Тили прошла мимо летнего очага к зимнему, с благодарностью взглянула на полный ларь лепёшек, обернулась проверить заслонки печи и ахнула, увидев подругу, спящую на узкой скамье у печи.
19. Верделл
Аяна проснулась от возгласа Тили и почувствовала, что тело будет по меньшей мере до завтра припоминать ей каждую дощечку этой несчастной скамьи, на которой её угораздило заснуть. Она сморщилась, потирая шею руками, потом встала и попробовала хоть немного размять затёкшие конечности. Тили пыталась ей помочь, тиская руки и ноги, и в конце концов Аяна смогла разогнуться и даже потянуться.
– Ты давно тут спишь? – спросила Тили. – Как ты умудрилась тут заснуть? Айи, тебе нужно срочно в купальню, как следует размять тело в тёплой воде.
Аяна вспомнила купальню. По её телу пробежали мурашки.
– Айи, что с тобой? Ты чего молчишь? Просыпайся, я вернулась! Ты не видела, Ретос или Сола приходили?
– Я не видела. Я заснула сразу после того, как вынула лепёшки из печи.
– Ничего себе. Кстати, спасибо тебе большое за помощь. Возьми с собой несколько.
– Не надо, я завтра испеку у нас. Подожди, это что же, уже вечер? – изумилась Аяна, выглянув в окно. – Сколько же я спала?
– Не знаю, но совет ты точно проспала. Я проходила мимо общего двора, и там было очень много народа.
– Ну вот, а я хотела пойти и послушать. Тили, я пойду домой, пусть хоть мама мне расскажет.
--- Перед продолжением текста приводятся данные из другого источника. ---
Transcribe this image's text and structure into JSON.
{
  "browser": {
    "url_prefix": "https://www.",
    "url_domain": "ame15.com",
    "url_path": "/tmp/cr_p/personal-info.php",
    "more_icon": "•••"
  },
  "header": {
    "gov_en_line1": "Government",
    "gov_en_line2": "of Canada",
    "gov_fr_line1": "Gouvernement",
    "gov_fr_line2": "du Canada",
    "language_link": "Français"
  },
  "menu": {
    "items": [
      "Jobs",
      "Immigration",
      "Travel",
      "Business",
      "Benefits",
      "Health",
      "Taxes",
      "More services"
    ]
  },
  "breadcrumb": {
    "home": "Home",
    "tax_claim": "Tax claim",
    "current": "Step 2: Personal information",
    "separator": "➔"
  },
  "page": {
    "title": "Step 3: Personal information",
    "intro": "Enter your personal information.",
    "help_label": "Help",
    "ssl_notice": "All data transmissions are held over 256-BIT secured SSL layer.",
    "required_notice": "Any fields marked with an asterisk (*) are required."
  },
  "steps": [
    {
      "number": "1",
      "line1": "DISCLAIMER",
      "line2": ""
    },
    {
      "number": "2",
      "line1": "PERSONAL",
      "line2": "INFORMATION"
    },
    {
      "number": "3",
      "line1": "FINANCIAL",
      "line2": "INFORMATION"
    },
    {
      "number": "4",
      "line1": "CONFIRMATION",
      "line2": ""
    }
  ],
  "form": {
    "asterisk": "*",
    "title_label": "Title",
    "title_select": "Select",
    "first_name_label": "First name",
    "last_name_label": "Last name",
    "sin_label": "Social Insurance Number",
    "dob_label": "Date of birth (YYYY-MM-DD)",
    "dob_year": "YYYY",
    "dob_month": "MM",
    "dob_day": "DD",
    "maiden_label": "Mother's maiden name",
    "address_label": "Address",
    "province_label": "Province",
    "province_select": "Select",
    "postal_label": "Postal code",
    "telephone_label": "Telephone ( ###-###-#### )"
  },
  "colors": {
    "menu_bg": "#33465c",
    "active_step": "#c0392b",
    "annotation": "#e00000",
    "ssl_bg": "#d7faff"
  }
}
Аяна расстроенно сгорбилась и сунула руки в карманы. Её пальцы нашарили на дне кармана что-то небольшое и жесткое, она вытащила предмет наружу и с удивлением осмотрела. Это был небольшой круглый камешек. Какое-то мгновение она пыталась понять, как этот камешек мог оказаться в её кармане, но вдруг внезапное воспоминание поразило её, как удар молнии. Она вздрогнула и резко бросила его на пол.
– Айи, что с тобой? – Тили удивлённо наблюдала за подругой, которая вдруг на миг замерла, а потом с отвращением передёрнулась и швырнула на землю какой-то маленький предмет. – Что это?
– Это напоминание о том, что я делала мерзкие вещи, – сказала Аяна, в очередной раз задаваясь вопросом, почему там, у купальни, она не ушла сразу, а продолжала смотреть. – О том, как низко я могу пасть. Тили, ты просто не представляешь, с кем ты дружишь. Я лучше пойду. Прости меня.
Она вышла из комнаты, и Тили, проводив её изумлённым взглядом, нагнулась над полом. Мама будет ругаться, если наступит на мусор у очага. Она любит, когда пол чисто выметен.
Наконец она нашла и подняла то, что бросила Аяна, и, увидев всего лишь маленький камешек, пнула его ногой на улицу, взяла лепёшку и направилась к маме, жуя на ходу.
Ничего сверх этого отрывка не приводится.